Foreign Affairs Minister François-Philippe Champagne said earlier this month that Keystone XL was “top of the agenda” in Canada’s engagement with the incoming Biden administration, and that Canada would argue it provides the U.S. with energy security.
TC Energy president and CEO Russ Girling said there are about 3,000 people working on the project and the company plans to recruit 15,000 workers for it in the first quarter of 2021 – a timeline that would coincide with Biden taking office on Jan. 20. U.S. President Donald Trump granted KXL a presidential permit in his first week in office in 2017, after it was rejected by his predecessor Barack Obama.
The company has built the border crossing between Canada and the U.S. for the pipeline. Work is underway on both sides of the border, but much of the work has slowed in the U.S. after a federal judge in Montana ruled last year that the company could not complete work around waterways until the U.S. Army Corps of Engineers considers the impact on endangered species.
“I still think it’s going to be extremely difficult to get the Biden administration to support the completion of this project,” said Dennis McConaghy, who was an executive responsible for Keystone XL and has since written books about its challenges.
Indigenous ownership would help “at the margins,” McConaghy said, as would the union work on the project, but he still believes Biden will use executive orders to try to chalk up climate wins while in office, given that the Democratic Party lacks control of the U.S. Senate to usher in meaningful legislation to combat climate change.
Alberta announced a $1.5 billion investment in KXL earlier this year and is providing a $6 billion loan guarantee for construction next year. Premier Jason Kenney recently described the investment as an insurance policy against any delays on other pipeline projects, in particular the federally owned Trans Mountain pipeline expansion.
Kenney said in a release that the agreement between TC Energy and Natural Law would “help ensure that Keystone XL – and projects like it – continue to be built with the protection of the environment at the forefront of every decision.”
Keystone XL will likely to be the last of three active oil export pipelines built out of Canada.
The Trans Mountain pipeline expansion is over 27 per cent complete in the Vancouver region and 19 per cent complete overall, Trans Mountain Corp. said, noting that 6,730 people are working on the Alberta-to-B.C. oil conduit.
The company expects to begin construction in the Fraser Valley, which leads into the Vancouver area, in 2021 or 2022.
In the near-term, Enbridge Inc.’s Line 3 replacement project is likely to be the first new oil pipeline to be built and to ship Canadian oil to U.S. refineries.

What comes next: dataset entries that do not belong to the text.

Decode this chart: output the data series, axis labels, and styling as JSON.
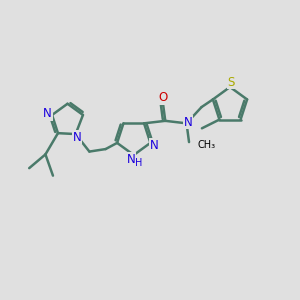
{
  "bg_color": "#e0e0e0",
  "bond_color": "#4a7a6a",
  "bond_width": 1.8,
  "N_color": "#1a00dd",
  "O_color": "#cc0000",
  "S_color": "#aaaa00",
  "label_fontsize": 8.5,
  "label_fontsize_small": 7.0,
  "figsize": [
    3.0,
    3.0
  ],
  "dpi": 100,
  "xlim": [
    0,
    12
  ],
  "ylim": [
    0,
    10
  ]
}
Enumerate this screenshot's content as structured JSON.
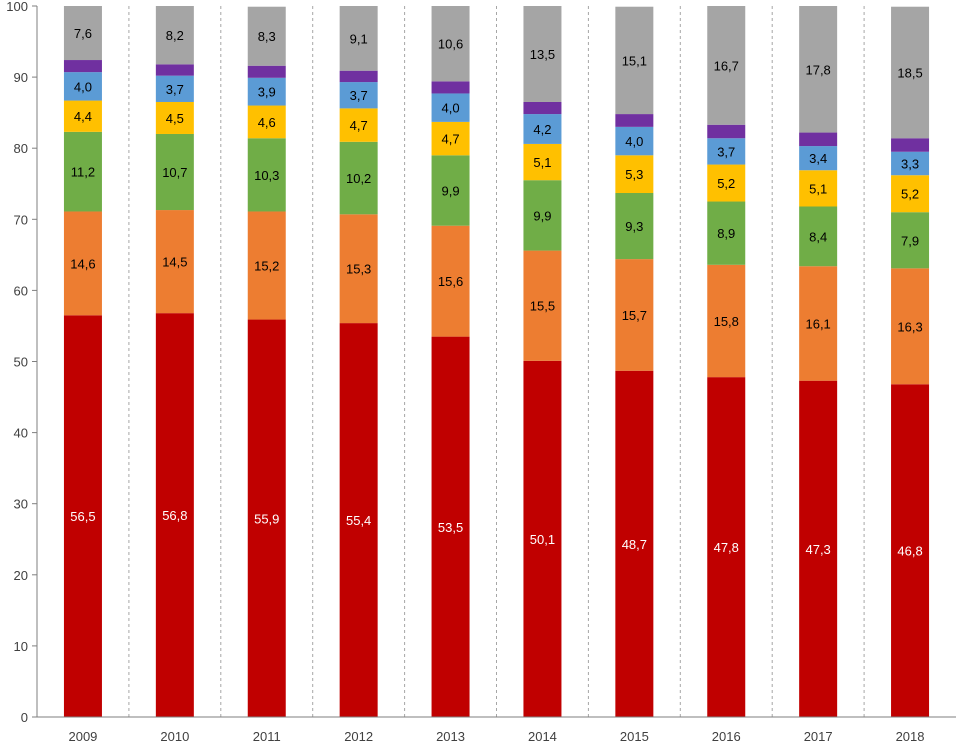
{
  "chart_data": {
    "type": "bar",
    "stacked": true,
    "title": "",
    "xlabel": "",
    "ylabel": "",
    "ylim": [
      0,
      100
    ],
    "yticks": [
      "0",
      "10",
      "20",
      "30",
      "40",
      "50",
      "60",
      "70",
      "80",
      "90",
      "100"
    ],
    "categories": [
      "2009",
      "2010",
      "2011",
      "2012",
      "2013",
      "2014",
      "2015",
      "2016",
      "2017",
      "2018"
    ],
    "grid": "vertical dashed separators between categories",
    "series": [
      {
        "color": "#c00000",
        "values": [
          56.5,
          56.8,
          55.9,
          55.4,
          53.5,
          50.1,
          48.7,
          47.8,
          47.3,
          46.8
        ],
        "labels": [
          "56,5",
          "56,8",
          "55,9",
          "55,4",
          "53,5",
          "50,1",
          "48,7",
          "47,8",
          "47,3",
          "46,8"
        ]
      },
      {
        "color": "#ed7d31",
        "values": [
          14.6,
          14.5,
          15.2,
          15.3,
          15.6,
          15.5,
          15.7,
          15.8,
          16.1,
          16.3
        ],
        "labels": [
          "14,6",
          "14,5",
          "15,2",
          "15,3",
          "15,6",
          "15,5",
          "15,7",
          "15,8",
          "16,1",
          "16,3"
        ]
      },
      {
        "color": "#70ad47",
        "values": [
          11.2,
          10.7,
          10.3,
          10.2,
          9.9,
          9.9,
          9.3,
          8.9,
          8.4,
          7.9
        ],
        "labels": [
          "11,2",
          "10,7",
          "10,3",
          "10,2",
          "9,9",
          "9,9",
          "9,3",
          "8,9",
          "8,4",
          "7,9"
        ]
      },
      {
        "color": "#ffc000",
        "values": [
          4.4,
          4.5,
          4.6,
          4.7,
          4.7,
          5.1,
          5.3,
          5.2,
          5.1,
          5.2
        ],
        "labels": [
          "4,4",
          "4,5",
          "4,6",
          "4,7",
          "4,7",
          "5,1",
          "5,3",
          "5,2",
          "5,1",
          "5,2"
        ]
      },
      {
        "color": "#5b9bd5",
        "values": [
          4.0,
          3.7,
          3.9,
          3.7,
          4.0,
          4.2,
          4.0,
          3.7,
          3.4,
          3.3
        ],
        "labels": [
          "4,0",
          "3,7",
          "3,9",
          "3,7",
          "4,0",
          "4,2",
          "4,0",
          "3,7",
          "3,4",
          "3,3"
        ]
      },
      {
        "color": "#7030a0",
        "values": [
          1.7,
          1.6,
          1.7,
          1.6,
          1.7,
          1.7,
          1.8,
          1.9,
          1.9,
          1.9
        ],
        "labels": [
          "",
          "",
          "",
          "",
          "",
          "",
          "",
          "",
          "",
          ""
        ]
      },
      {
        "color": "#a5a5a5",
        "values": [
          7.6,
          8.2,
          8.3,
          9.1,
          10.6,
          13.5,
          15.1,
          16.7,
          17.8,
          18.5
        ],
        "labels": [
          "7,6",
          "8,2",
          "8,3",
          "9,1",
          "10,6",
          "13,5",
          "15,1",
          "16,7",
          "17,8",
          "18,5"
        ]
      }
    ]
  }
}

The Calgary-based midstream company expects construction to take between six and nine months and could be complete next year.
“Line 3 is a shovel-ready, $2.6-billion private investment that will bring 4,200 family-sustaining construction jobs, millions of dollars in local spending and tax revenues at a time when Northern Minnesota needs it the most,” Enbridge spokesperson Tracie Kenyon said in email.
The Alberta-to-Wisconsin pipeline is complete in each province and state with the exception of Minnesota, where it still needs Army Corps of Engineers permits, the Minnesota Pollution Control Agency’s Construction Stormwater permits and the Minnesota Public Utilities Commission authorization.
Enbridge encountered a new challenge to its Line 5 project in Michigan last week, when Governor Gretchen Wilson notified the company the state was cancelling an easement for the company to cross a key strait in the Great Lakes.
Enbridge and Michigan will now litigate the issue in the state, but the notice provided Enbridge with 180 days notice to stop flowing oil and products like propane through the line.